Continent ileostomy is an alternative to end ileostomy for patients who have undergone permanent ostomy and avoids the need for an external appliance for the collection of intestinal waste
In a series of interviews, we will be previewing this year’s 15th International Colorectal Meeting in Turin, 16-18 April. We talked to Professor Tom Oresland from Akershus University Hospital, Norway, about the benefits of continent ileostomy (Kock pouch) and some of the key topics he will be discussing during his presentation at the meeting.
Continent ileostomy is an alternative to end ileostomy for patients who have undergone permanent ostomy and avoids the need for an external appliance for the collection of intestinal waste. The procedure is also an alternative for patients who are seeking continence and an improvement in their quality of life.

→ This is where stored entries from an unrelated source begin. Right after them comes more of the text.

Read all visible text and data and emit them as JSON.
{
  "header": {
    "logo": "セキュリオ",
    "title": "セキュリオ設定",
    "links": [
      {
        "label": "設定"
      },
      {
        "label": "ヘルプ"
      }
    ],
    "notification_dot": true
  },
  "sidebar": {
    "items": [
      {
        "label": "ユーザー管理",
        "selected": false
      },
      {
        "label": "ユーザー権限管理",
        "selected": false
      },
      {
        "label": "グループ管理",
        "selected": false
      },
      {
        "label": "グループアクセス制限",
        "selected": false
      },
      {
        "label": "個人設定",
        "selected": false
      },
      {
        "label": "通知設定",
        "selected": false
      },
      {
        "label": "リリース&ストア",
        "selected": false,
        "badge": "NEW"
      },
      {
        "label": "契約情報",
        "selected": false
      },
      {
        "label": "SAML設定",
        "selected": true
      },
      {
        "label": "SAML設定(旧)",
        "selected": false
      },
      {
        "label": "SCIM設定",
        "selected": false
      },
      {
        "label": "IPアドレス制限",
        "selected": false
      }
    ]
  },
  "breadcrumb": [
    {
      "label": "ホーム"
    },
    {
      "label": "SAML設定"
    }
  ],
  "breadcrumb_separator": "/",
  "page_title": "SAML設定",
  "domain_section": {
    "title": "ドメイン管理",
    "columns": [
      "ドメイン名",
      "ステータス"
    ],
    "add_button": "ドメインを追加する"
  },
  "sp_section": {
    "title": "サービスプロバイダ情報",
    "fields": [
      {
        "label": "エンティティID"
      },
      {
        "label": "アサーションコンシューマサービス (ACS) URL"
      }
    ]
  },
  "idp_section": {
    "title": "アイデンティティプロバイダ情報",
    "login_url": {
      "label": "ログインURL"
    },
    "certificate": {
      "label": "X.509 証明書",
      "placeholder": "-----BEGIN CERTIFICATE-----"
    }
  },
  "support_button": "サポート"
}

“The advantage of the continent ileostomy compared to other procedures is that it is an option for those patients who want a continent solution despite having lost their anal sphincter, it is an option when the pelvic pouch fails,” explained Professor Oresland. “I believe that when it works it is really well, it is the preferred solution compared to the pelvic pouch.”
Regarding the procedure itself, Professor Oresland said that as the procedure utilises 45cm of the ileum, it is preferred that patients should not have lost any small bowel before the procedure. Although the procedure does bring several benefits, as with all surgical procedures, the procedure does carry an element of risk.

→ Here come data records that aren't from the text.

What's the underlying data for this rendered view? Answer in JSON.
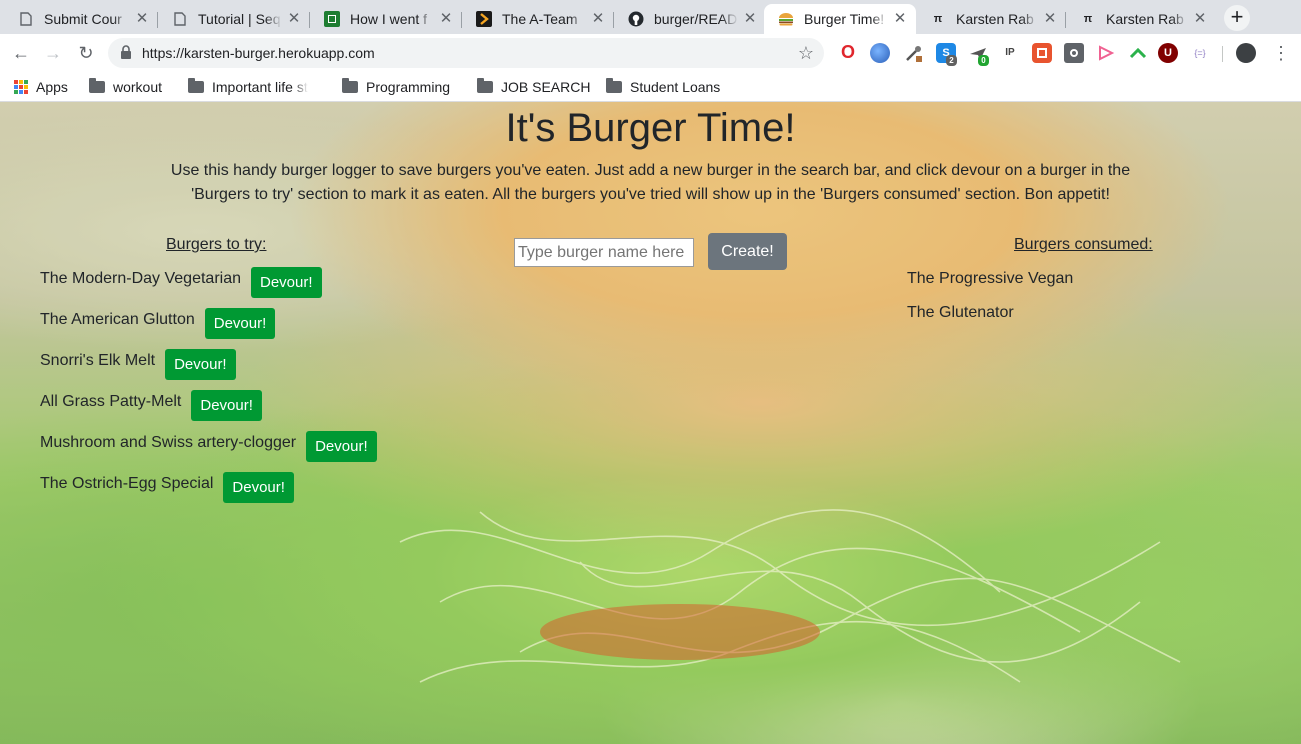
{
  "browser": {
    "tabs": [
      {
        "label": "Submit Cour",
        "icon": "document-icon"
      },
      {
        "label": "Tutorial | Seq",
        "icon": "document-icon"
      },
      {
        "label": "How I went f",
        "icon": "green-app-icon"
      },
      {
        "label": "The A-Team",
        "icon": "a-team-icon"
      },
      {
        "label": "burger/READ",
        "icon": "github-icon"
      },
      {
        "label": "Burger Time!",
        "icon": "burger-icon",
        "active": true
      },
      {
        "label": "Karsten Rab",
        "icon": "pi-icon"
      },
      {
        "label": "Karsten Rab",
        "icon": "pi-icon"
      }
    ],
    "url": "https://karsten-burger.herokuapp.com",
    "extension_badges": {
      "skype": "2",
      "bluecheck": "0",
      "ip": "IP",
      "ublock": "U",
      "braces": "{=}"
    },
    "bookmarks": [
      {
        "label": "Apps",
        "type": "apps"
      },
      {
        "label": "workout",
        "type": "folder"
      },
      {
        "label": "Important life st",
        "type": "folder"
      },
      {
        "label": "Programming",
        "type": "folder"
      },
      {
        "label": "JOB SEARCH",
        "type": "folder"
      },
      {
        "label": "Student Loans",
        "type": "folder"
      }
    ]
  },
  "page": {
    "title": "It's Burger Time!",
    "intro": "Use this handy burger logger to save burgers you've eaten. Just add a new burger in the search bar, and click devour on a burger in the 'Burgers to try' section to mark it as eaten. All the burgers you've tried will show up in the 'Burgers consumed' section. Bon appetit!",
    "to_try_heading": "Burgers to try:",
    "consumed_heading": "Burgers consumed:",
    "input_placeholder": "Type burger name here",
    "create_label": "Create!",
    "devour_label": "Devour!",
    "to_try": [
      "The Modern-Day Vegetarian",
      "The American Glutton",
      "Snorri's Elk Melt",
      "All Grass Patty-Melt",
      "Mushroom and Swiss artery-clogger",
      "The Ostrich-Egg Special"
    ],
    "consumed": [
      "The Progressive Vegan",
      "The Glutenator"
    ]
  },
  "colors": {
    "devour_button": "#009933",
    "create_button": "#6c757d",
    "active_tab": "#ffffff",
    "tab_strip": "#dee1e6"
  }
}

Therefore, he said there are two key issues that must be considered. Firstly, there is a considerable risk of revisional surgery/ies and he stressed the importance that patients are informed of this possibility, so they are ready to cope should additional surgery be required. Secondly, he emphasised the importance of having a dedicated post-operative care team around the patient who will not only use their experience in selecting the right patients, but also quickly identify any complications and help support patients post-operatively for years to come.

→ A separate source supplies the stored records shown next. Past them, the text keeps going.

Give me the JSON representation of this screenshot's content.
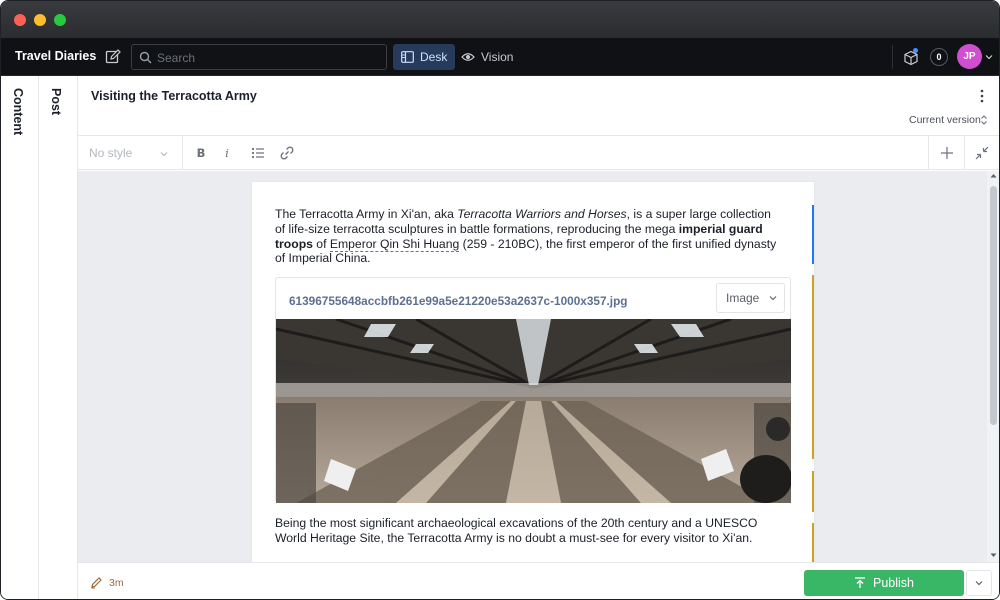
{
  "app": {
    "title": "Travel Diaries",
    "search_placeholder": "Search",
    "tools": [
      {
        "label": "Desk",
        "icon": "desk-icon",
        "active": true
      },
      {
        "label": "Vision",
        "icon": "eye-icon",
        "active": false
      }
    ],
    "notification_count": "0",
    "user_initials": "JP"
  },
  "rails": {
    "content_label": "Content",
    "post_label": "Post"
  },
  "document": {
    "title": "Visiting the Terracotta Army",
    "version_label": "Current version",
    "style_placeholder": "No style",
    "toolbar": {
      "bold": "B",
      "italic": "i"
    },
    "paragraph1": {
      "text1": "The Terracotta Army in Xi'an, aka ",
      "italic": "Terracotta Warriors and Horses",
      "text2": ", is a super large collection of life-size terracotta sculptures in battle formations, reproducing the mega ",
      "bold": "imperial guard troops",
      "text3": " of ",
      "link": "Emperor Qin Shi Huang",
      "text4": " (259 - 210BC), the first emperor of the first unified dynasty of Imperial China."
    },
    "image_block": {
      "filename": "61396755648accbfb261e99a5e21220e53a2637c-1000x357.jpg",
      "type_label": "Image"
    },
    "paragraph2": "Being the most significant archaeological excavations of the 20th century and a UNESCO World Heritage Site, the Terracotta Army is no doubt a must-see for every visitor to Xi'an."
  },
  "footer": {
    "edited_ago": "3m",
    "publish_label": "Publish"
  },
  "colors": {
    "accent_blue": "#2276fc",
    "publish_green": "#3ab667",
    "avatar_purple": "#cf4fd0",
    "change_marker_yellow": "#c9a227"
  }
}
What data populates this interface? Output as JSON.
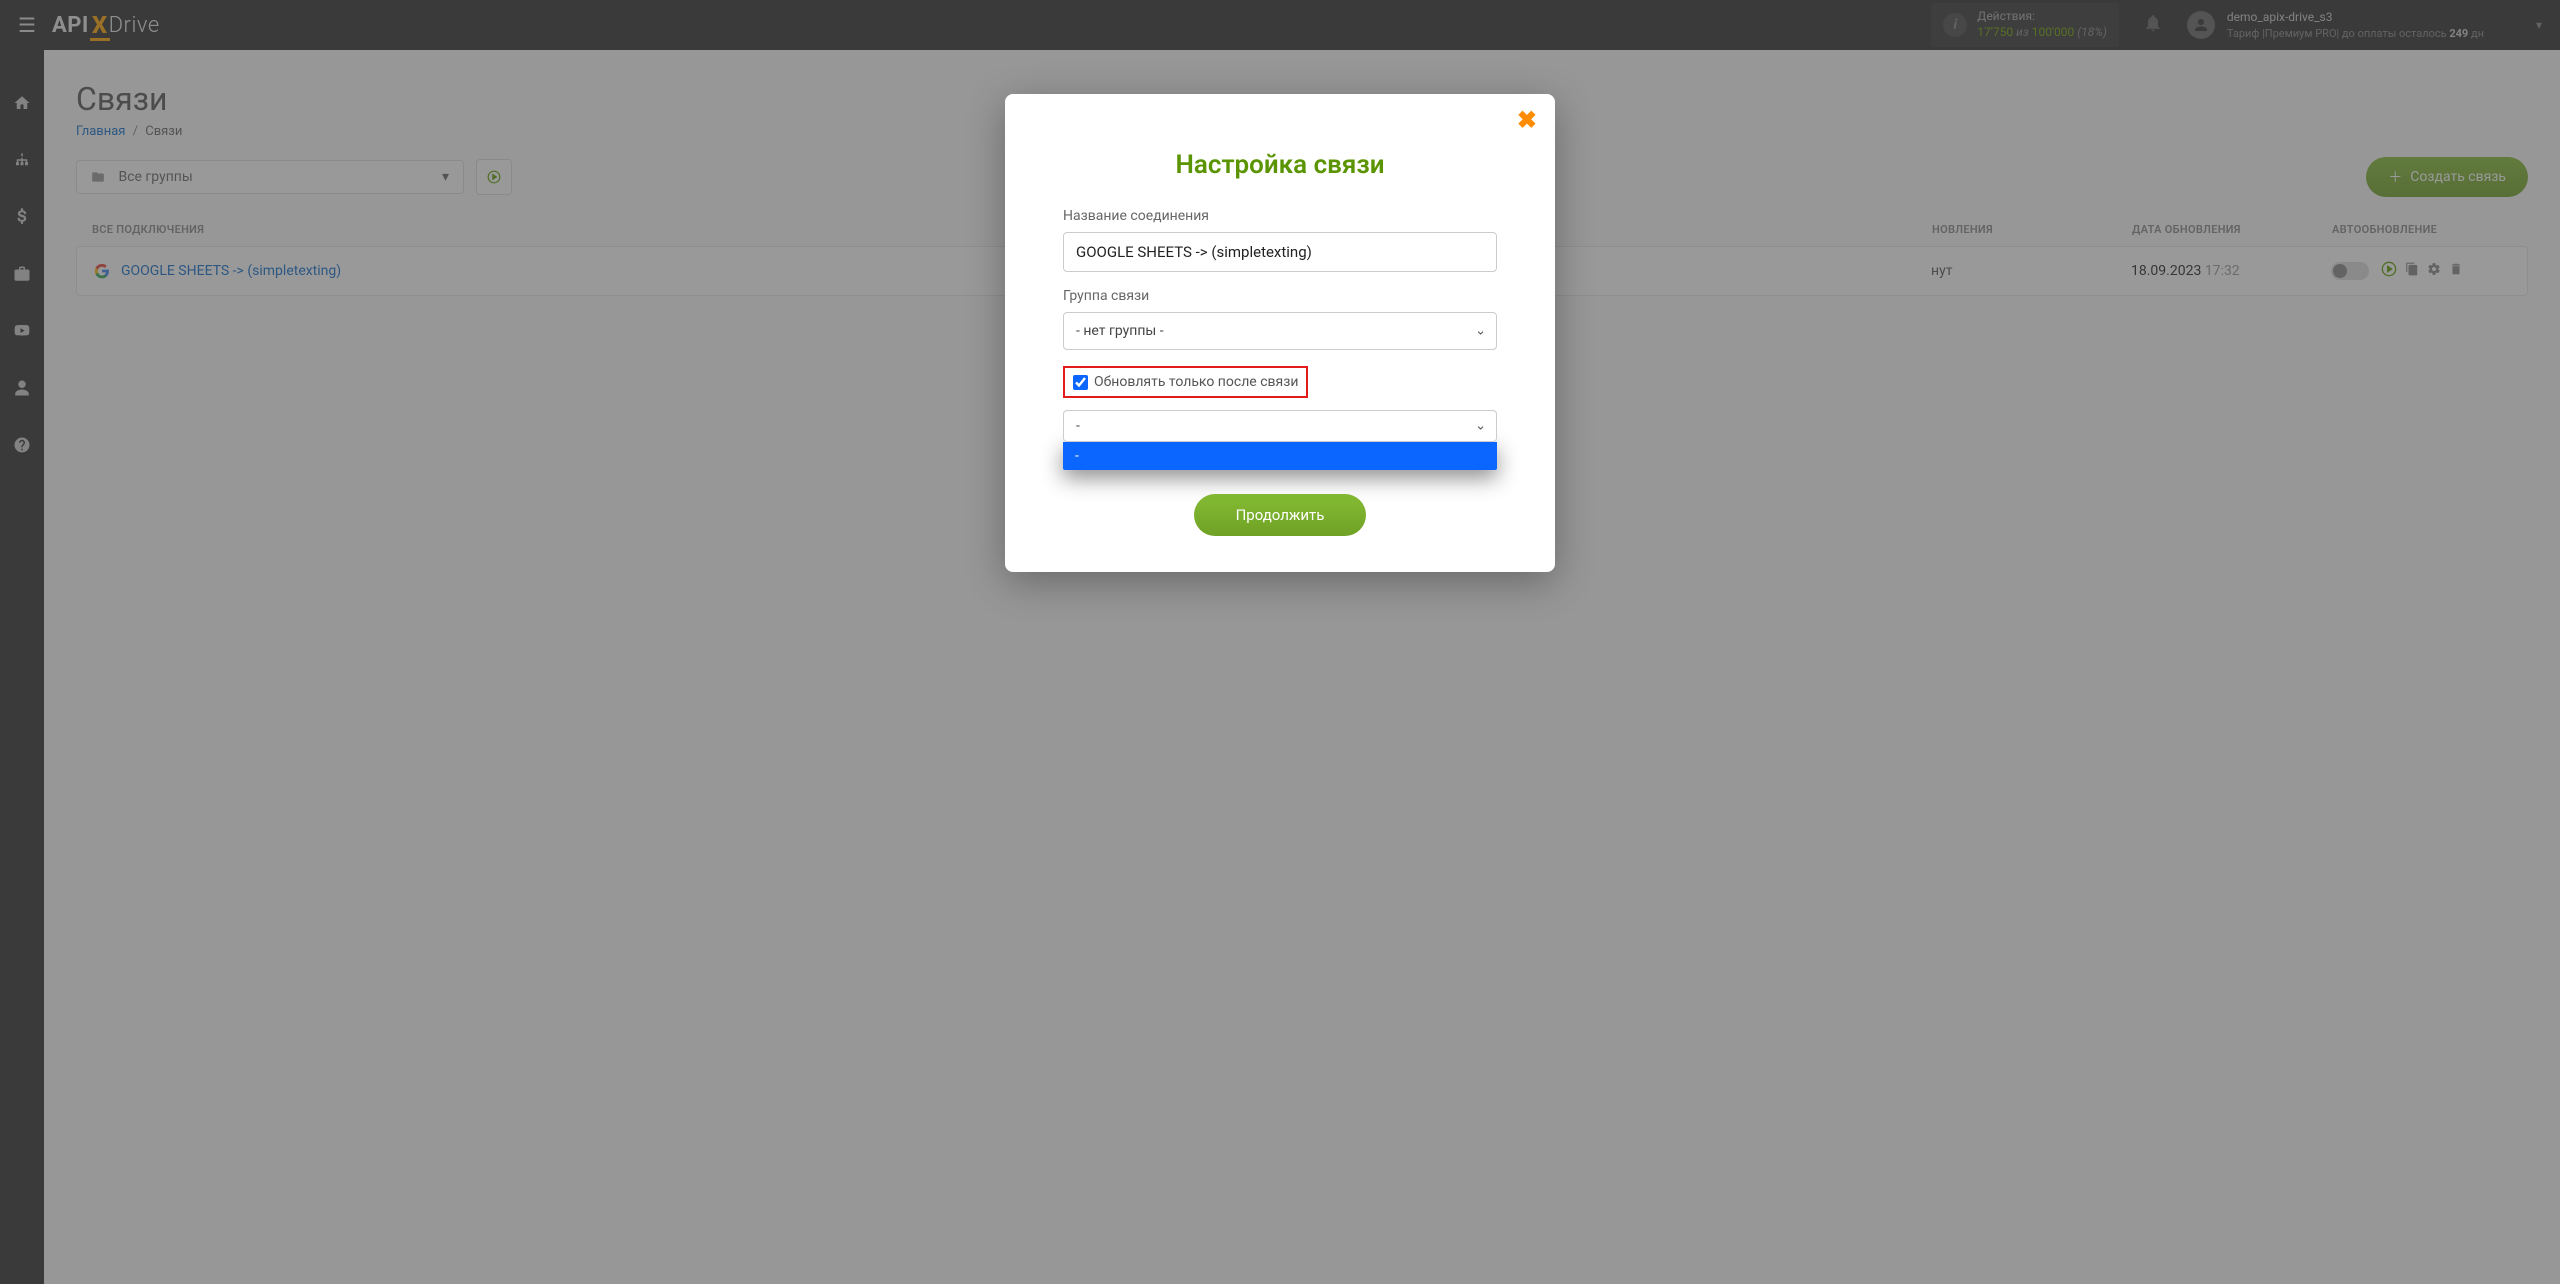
{
  "brand": {
    "part1": "API",
    "x": "X",
    "part2": "Drive"
  },
  "header": {
    "actions_label": "Действия:",
    "actions_used": "17'750",
    "actions_iz": "из",
    "actions_total": "100'000",
    "actions_pct": "(18%)",
    "username": "demo_apix-drive_s3",
    "tariff_prefix": "Тариф |Премиум PRO| до оплаты осталось ",
    "tariff_days": "249",
    "tariff_suffix": " дн"
  },
  "page": {
    "title": "Связи",
    "breadcrumb_home": "Главная",
    "breadcrumb_current": "Связи"
  },
  "toolbar": {
    "group_select": "Все группы",
    "create_btn": "Создать связь"
  },
  "table": {
    "col_name": "ВСЕ ПОДКЛЮЧЕНИЯ",
    "col_update": "НОВЛЕНИЯ",
    "col_date": "ДАТА ОБНОВЛЕНИЯ",
    "col_auto": "АВТООБНОВЛЕНИЕ"
  },
  "row": {
    "name": "GOOGLE SHEETS -> (simpletexting)",
    "update_suffix": "нут",
    "date": "18.09.2023",
    "time": "17:32"
  },
  "modal": {
    "title": "Настройка связи",
    "name_label": "Название соединения",
    "name_value": "GOOGLE SHEETS -> (simpletexting)",
    "group_label": "Группа связи",
    "group_value": "- нет группы -",
    "checkbox_label": "Обновлять только после связи",
    "depend_value": "-",
    "dropdown_option": "-",
    "continue": "Продолжить"
  }
}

“Some of the topics regarding continent ileostomy that I will highlight during my presentation in Turin will include the need for specialised centres, the procedure being utilised as an alternative when the pelvic pouch fails, the willingness of patients to undergo multiple revisional surgeries as an indicator of how good it is when it works and the possibility of offering this operation to patients who has had Crohns colitis and have proven over time that their small bowel is not affected by the disease,” he concluded. “I am looking forward to Turin conference and meeting many of my colorectal colleagues from around the world.”